The Labour leader called out the prime minister over allegations of his own drug use in the Commons, saying: “If there was a case of a young white boy with blond hair who later dabbled in class A drugs, and conspired with a friend to beat up a journalist, would he deport that boy?
“Or is it one rule for one black boys from the Caribbean and another for white boys from the United States?”
The prime minister was born in New York and gave up his US citizenship in 2016. He admitted he tried cocaine as a teenager and was recorded in 1990 on a call with his friend Darius Guppy, who was discussing how he planned on beating up a fellow journalist.
Corbyn used Prime Minister’s Questions to confront Johnson over the controversial deportation of ex-offenders to Jamaica.
About 50 people were due to be flown to the country earlier this week, including those convicted of rape, manslaughter and drugs offences.
However, the court of appeal stopped the deportation of 25 people due on the flight over concerns they had not had adequate access to legal advice because of a temporary outage of mobile phone signal in January.
Corbyn asked about the case of one offender who came to the UK aged five, who was recruited into a county lines drugs gang and had served time for his drugs offence.
The Labour leader said the man had served his time in prison and had never committed another crime.
He asked: “Does the prime minister think that someone who came to this country at the age of five and was the victim of county lines grooming and compelled to carry drugs, released five years ago and never reoffended, deserves to be deported?”
Johnson replied: “It is entirely right that foreign national offenders should be deported from this country in accordance with the law.”
Corbyn said: “Then the government has learnt nothing from the Windrush scandal.
“This cruel and callous government is trying to mislead the British people into thinking it’s solely deporting foreign nationals who are guilty of murder, rape and other very serious offences.

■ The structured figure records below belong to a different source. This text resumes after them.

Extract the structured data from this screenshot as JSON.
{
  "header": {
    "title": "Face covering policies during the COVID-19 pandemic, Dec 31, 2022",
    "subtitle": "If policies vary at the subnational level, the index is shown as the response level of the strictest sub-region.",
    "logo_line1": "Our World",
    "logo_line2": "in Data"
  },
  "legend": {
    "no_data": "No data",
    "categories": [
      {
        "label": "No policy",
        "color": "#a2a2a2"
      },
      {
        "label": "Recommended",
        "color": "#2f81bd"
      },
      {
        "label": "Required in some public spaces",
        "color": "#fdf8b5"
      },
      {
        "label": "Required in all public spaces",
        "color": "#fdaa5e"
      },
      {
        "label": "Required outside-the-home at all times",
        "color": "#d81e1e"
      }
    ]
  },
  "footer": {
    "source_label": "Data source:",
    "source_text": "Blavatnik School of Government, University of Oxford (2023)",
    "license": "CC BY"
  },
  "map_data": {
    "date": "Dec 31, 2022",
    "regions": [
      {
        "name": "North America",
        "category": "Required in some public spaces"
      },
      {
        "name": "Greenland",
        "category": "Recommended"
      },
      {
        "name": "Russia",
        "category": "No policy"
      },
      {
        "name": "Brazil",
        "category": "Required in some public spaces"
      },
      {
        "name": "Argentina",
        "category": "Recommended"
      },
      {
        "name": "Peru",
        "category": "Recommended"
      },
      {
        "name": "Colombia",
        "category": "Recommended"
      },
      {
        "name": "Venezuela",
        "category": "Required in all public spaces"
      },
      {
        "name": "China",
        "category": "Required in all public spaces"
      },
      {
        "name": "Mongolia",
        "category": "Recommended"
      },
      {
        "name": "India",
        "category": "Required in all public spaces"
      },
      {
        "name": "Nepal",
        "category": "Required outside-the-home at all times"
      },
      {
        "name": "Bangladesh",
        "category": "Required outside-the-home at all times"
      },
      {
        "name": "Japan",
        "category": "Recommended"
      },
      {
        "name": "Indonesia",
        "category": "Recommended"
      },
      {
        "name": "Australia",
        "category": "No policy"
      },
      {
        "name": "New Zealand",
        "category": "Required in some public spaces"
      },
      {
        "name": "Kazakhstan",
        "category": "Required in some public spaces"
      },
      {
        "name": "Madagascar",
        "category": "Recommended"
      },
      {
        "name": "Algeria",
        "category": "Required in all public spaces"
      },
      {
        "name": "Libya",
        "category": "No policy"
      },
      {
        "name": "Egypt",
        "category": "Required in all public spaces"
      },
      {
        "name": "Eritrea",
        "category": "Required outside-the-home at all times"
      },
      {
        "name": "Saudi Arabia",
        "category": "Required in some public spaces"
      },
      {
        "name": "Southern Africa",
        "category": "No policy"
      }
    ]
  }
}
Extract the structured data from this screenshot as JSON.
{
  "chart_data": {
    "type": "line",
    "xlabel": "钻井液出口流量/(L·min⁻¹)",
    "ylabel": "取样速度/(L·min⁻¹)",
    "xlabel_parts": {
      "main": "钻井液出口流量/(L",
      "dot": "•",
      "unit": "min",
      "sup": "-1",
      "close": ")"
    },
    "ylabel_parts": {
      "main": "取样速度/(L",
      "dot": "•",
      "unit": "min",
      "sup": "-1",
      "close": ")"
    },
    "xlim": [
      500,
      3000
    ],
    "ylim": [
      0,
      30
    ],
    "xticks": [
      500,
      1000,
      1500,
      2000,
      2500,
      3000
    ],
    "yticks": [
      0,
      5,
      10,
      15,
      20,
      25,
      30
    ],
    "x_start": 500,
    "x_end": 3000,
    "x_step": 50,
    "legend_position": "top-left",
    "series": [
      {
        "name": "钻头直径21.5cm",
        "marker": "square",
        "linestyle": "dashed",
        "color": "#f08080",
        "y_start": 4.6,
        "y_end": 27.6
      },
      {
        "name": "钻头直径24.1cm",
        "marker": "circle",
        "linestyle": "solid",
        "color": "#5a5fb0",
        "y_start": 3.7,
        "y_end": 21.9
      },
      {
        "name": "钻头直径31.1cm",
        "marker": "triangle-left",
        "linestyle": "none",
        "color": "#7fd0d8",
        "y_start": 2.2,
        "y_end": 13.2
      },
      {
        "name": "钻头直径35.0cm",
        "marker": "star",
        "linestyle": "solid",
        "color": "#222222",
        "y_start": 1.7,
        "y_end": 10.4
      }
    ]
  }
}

This is clearly not the case.”
The deportation case has ignited rows about the Windrush immigration scandal as the “lessons learned” report is expected to suggest that all deportation flights cease until more work can be done to ascertain people’s citizenship.
The government has said none of the offenders are connected to Windrush and none are British nationals.
Johnson said Corbyn had demeaned himself by the tone of his questions and “besmirches the reputation of the Windrush generation who came to this country to work in our public services, to teach our children in this country”.
He later said the Labour leader was “soft” on the deportation of violent foreign offenders.